Last week one of the great Philadelphia tough guys passed away. “Concrete Charlie” Bednarik was 89 years old and Philly through and through. A local boy, he was raised in nearby Bethlehem and after high school went into the Army Air Force, where he served as the waist-gunner in a B-24 Liberator and flew 30 combat missions over Germany. After the war he came home to attend the University of Pennsylvania, where he played both center and linebacker, was a three-time All-American, and was generally considered the best defensive player in the country. After demolishing the Ivy League, he was signed by the Philadelphia Eagles, for whom he played from 1949 to 1962.

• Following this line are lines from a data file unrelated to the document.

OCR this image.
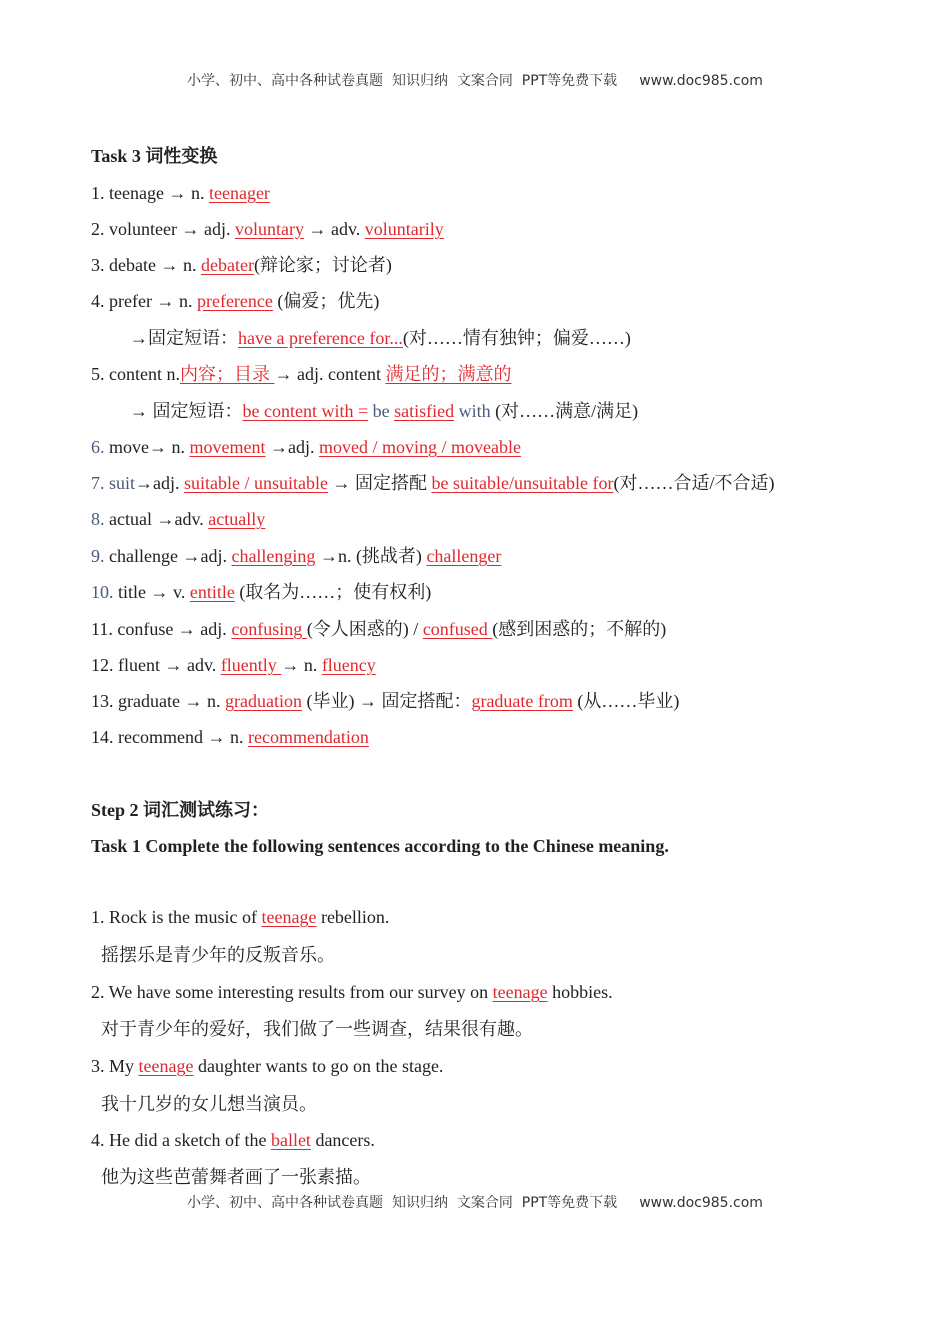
小学、初中、高中各种试卷真题  知识归纳  文案合同  PPT等免费下载 www.doc985.com
Task 3 词性变换
1. teenage → n. teenager
2. volunteer → adj. voluntary → adv. voluntarily
3. debate → n. debater(辩论家；讨论者)
4. prefer → n. preference (偏爱；优先)
→固定短语：have a preference for...(对……情有独钟；偏爱……)
5. content n.内容；目录 → adj. content 满足的；满意的
→ 固定短语：be content with = be satisfied with (对……满意/满足)
6. move→ n. movement →adj. moved / moving / moveable
7. suit→adj. suitable / unsuitable → 固定搭配 be suitable/unsuitable for(对……合适/不合适)
8. actual →adv. actually
9. challenge →adj. challenging →n. (挑战者) challenger
10. title → v. entitle (取名为……；使有权利)
11. confuse → adj. confusing (令人困惑的) / confused (感到困惑的；不解的)
12. fluent → adv. fluently → n. fluency
13. graduate → n. graduation (毕业) → 固定搭配：graduate from (从……毕业)
14. recommend → n. recommendation
Step 2 词汇测试练习：
Task 1 Complete the following sentences according to the Chinese meaning.
1. Rock is the music of teenage rebellion.
摇摆乐是青少年的反叛音乐。
2. We have some interesting results from our survey on teenage hobbies.
对于青少年的爱好，我们做了一些调查，结果很有趣。
3. My teenage daughter wants to go on the stage.
我十几岁的女儿想当演员。
4. He did a sketch of the ballet dancers.
他为这些芭蕾舞者画了一张素描。
小学、初中、高中各种试卷真题  知识归纳  文案合同  PPT等免费下载 www.doc985.com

Bednarik was one of the last professional football players to play both ways, as a center and a linebacker. And he played with an unapologetic abandon. In 1960 he hit the New York Giants running back Frank Gifford so hard that the insufferable Gifford didn’t play again until 1962. (There is a photo of Bednarik standing over Gifford’s body pumping a fist; Bednarik insists he was just happy that he’d caused a fumble and that the Eagles had recovered it.)
In the championship game that year (the first Super Bowl didn’t take place until 1967), Bednarik made the game-winning tackle on the nine-yard line when he took down Green Bay’s Jim Taylor and refused to let him off the ground until the final few seconds had expired. “Everybody reminds me of [that moment],” Bednarik once said. “And I’m happy they remind me of it. I’m proud and delighted to have played in that game.” That’s high-grade Philadelphia.
Concrete Charlie played 60 minutes a game and missed just 3 games in his 14-year career. As the saying goes, they don’t make them like they used to.